Seder and the Body-Soul Experience

Sermon Notes 26/03/13 - Pesach 5773

Near the start of Rabbi Yehudah ha-Levi’s Kuzari (1:11), the king of the Khazars asks his rabbinical interlocutor why God introduced Himself at Mount Sinai as architect of the Exodus rather than creator of the world:

I am the Lord your God who brought you out from the land of Egypt, from the house of slavery. (Shemot 20:2)

The rabbi (ibid. 12) answers that an experiential attestation (the recipients of the revelation had seen God’s hand in Egypt) is more powerful than an intellectual proof, which can be subject to refutation.  This principle is important in understanding the role of the Seder and its unique combination of ideas, rituals and experience.

Rabbi Yitzchak Isaac Chaver, a second-generation disciple of the Vilna Gaon, reminds his readers throughout his ‘Yad Mitzrayim’ Haggadah commentary that the concepts explored and promoted by the Seder – that God controls nature, that He can choose at any moment to overturn the natural order and that He intervened in Egypt to free the Israelites from bondage, thereby precipitating their independent nationhood – are the very core of Jewish belief.

But, following the Kuzari, these ideas must seem real and not remain merely in the realm of the intellect.  This objective may explain the Haggadah’s requirement that:

Even if we were all sages, all erudite, all elders, all knowledgeable about the Torah, we would remain obliged to tell the story of the exodus from Egypt... (Haggadah, s.v. ‘Avadim Hayyinu’)

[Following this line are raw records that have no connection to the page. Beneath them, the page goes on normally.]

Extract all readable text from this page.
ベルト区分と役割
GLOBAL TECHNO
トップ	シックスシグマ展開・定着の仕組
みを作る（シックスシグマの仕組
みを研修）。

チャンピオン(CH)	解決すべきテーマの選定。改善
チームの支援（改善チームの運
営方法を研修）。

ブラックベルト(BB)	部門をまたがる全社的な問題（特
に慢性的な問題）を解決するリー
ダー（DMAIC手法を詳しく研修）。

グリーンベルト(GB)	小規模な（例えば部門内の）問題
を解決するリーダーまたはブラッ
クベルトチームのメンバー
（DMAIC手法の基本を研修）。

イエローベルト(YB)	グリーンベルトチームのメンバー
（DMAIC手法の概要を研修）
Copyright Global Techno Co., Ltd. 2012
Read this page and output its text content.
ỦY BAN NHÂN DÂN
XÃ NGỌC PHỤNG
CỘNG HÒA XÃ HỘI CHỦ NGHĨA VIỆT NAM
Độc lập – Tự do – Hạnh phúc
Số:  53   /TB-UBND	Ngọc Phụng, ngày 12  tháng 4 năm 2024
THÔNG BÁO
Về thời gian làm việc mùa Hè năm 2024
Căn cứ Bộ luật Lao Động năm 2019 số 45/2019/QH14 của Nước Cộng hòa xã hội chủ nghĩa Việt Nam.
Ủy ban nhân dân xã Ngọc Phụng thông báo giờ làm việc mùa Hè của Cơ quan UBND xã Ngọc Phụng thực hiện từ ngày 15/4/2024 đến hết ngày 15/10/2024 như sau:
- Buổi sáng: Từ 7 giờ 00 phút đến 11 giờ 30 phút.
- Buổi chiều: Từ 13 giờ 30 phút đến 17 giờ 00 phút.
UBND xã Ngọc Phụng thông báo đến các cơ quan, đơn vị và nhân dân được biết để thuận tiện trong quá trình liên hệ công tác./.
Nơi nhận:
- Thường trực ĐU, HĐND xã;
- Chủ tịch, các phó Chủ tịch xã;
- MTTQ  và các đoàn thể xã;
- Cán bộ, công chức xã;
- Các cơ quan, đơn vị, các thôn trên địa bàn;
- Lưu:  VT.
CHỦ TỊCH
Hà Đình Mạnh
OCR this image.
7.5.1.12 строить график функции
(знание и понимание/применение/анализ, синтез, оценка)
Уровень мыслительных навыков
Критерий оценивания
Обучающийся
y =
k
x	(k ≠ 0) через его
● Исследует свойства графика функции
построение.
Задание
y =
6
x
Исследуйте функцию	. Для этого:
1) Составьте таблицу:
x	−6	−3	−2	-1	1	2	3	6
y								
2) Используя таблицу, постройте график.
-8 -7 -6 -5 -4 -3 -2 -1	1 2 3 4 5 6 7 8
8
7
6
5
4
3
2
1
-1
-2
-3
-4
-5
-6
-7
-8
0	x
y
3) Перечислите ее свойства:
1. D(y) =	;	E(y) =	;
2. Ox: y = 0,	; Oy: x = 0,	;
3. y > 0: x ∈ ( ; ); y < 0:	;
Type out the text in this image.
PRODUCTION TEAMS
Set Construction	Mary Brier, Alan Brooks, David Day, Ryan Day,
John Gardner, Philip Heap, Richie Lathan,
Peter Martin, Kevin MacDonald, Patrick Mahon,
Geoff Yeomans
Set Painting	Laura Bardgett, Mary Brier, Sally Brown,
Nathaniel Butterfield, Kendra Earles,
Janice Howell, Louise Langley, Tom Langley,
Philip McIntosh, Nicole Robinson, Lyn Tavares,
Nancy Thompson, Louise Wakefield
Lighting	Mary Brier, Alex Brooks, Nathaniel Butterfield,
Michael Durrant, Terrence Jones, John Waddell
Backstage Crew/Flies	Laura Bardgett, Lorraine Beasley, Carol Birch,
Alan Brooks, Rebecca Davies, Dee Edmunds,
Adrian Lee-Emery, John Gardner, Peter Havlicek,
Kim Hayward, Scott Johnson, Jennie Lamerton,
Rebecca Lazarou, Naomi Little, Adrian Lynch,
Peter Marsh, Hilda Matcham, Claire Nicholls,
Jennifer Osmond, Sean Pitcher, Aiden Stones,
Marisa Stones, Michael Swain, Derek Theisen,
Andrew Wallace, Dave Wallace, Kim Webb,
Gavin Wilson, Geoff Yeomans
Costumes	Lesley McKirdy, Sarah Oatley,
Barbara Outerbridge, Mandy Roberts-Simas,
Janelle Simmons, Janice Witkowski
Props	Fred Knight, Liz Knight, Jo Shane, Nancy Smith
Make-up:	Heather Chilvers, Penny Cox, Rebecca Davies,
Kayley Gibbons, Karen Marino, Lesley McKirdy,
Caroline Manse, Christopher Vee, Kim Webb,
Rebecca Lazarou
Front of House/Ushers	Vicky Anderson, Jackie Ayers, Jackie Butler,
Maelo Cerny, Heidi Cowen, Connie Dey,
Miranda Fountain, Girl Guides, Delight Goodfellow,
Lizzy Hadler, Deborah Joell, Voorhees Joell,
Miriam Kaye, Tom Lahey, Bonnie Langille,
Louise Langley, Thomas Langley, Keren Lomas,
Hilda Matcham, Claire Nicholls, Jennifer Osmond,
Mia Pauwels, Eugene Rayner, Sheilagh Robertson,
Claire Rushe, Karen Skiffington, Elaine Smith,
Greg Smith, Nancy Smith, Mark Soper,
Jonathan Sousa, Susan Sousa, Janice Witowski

This is illustrated by the story of the five Roman-era rabbis:

It once happened that Rabbi Eli’ezer, Rabbi Yehoshua, Rabbi El’azar ben Azariah, Rabbi Akiva and Rabbi Tarfon were reclining [at Seder] in Beney Berak.  They were telling the story of the exodus from Egypt all that night until their disciples came and said to them, ‘our teachers, the time for the morning Shema has arrived’. (ibid. s.v. ‘Ma’aseh B’Rebbi Eli’ezer’)

The Seder is not simply about acquiring information or even ideas, but about experiencing them in ‘real’ time and space.  It is unlikely that the rabbis discovered any new information in the story, yet they discussed and relived the old tale until daybreak.

This serves as a paradigm for all of Jewish life – Judaism certainly demands of its adherents that they understand and internalise a number of profound beliefs, yet it also requires us to actualise these beliefs within our very physical, human world.

In a fascinating essay, Professor Eliezer Berkovits discusses the function of mitzvah observance.  He insists that:

Since man is neither only soul nor only body, but both joined together, both these constituent elements must be related to God, each in a manner adequate to its own nature.  On the level of the soul, the relationship is spiritual and conscious, but it cannot be expressed in action; on the level of the body, the relationship has to become “materialized” in action.

These two expressions of the religious life are not meant to exist parallel to each other as the religion of the soul and as that of the body.  The mitzvah is the union of the two...  In its ideal form, the mitzvah is a deed; and, like all true deeds, it is of the spirit and of the body at the same time. (Law and Morality in Jewish Tradition, reprinted in Eliezer Berkovits, Essential Essays on Judaism)

Berkovits uses this typology to launch a stinging attack on Kant’s idealisation of the separation of mind and body in religious life (citation from Immanuel Kant, Religion Within the Limits of Reason):

It is comparatively easy to serve God as a spirit; the challenge is to serve him in the wholeness of man’s earth-bound, and yet soul-indwelt, humanity.  Immanuel Kant once wrote: “The true [moral] service of God is... invisible, i.e., it is the service of the heart, in spirit and in truth, and it may consist... only of intention.”’  This, indeed, is the noble formula for the historic bankruptcy of all “natural,” as well as “spiritual,” religions.  The invisible service of God is the prerogative of invisible creatures.  When man adopts such service for himself, he makes the dualism of his nature itself a religion.  He will expect Gesinnung (sentiment) and noble intentions of the soul, and will readily forgive the profanity of the body; he will have God “in his heart” and some devil directing his actions.  He will serve God on the Sabbath and himself the rest of the week...

Contrary to Kant, Judaism teaches that man’s “true service of God” must be human.  It should be invisible, as man’s soul is invisible; and it should be visible, too, because man is visible.  It must be “service of the heart, in spirit and in truth” as well as of the body.  It must be service through the mitzva, the deed in which man’s spiritual and material nature have unified.  It is a much higher service than that of the spirit alone. It is the religion of the whole man. (ibid.)

Seder, the annual membership ceremony of the Jewish people, exemplifies this harmonistic approach and recommends it as a model for all ritual throughout the year.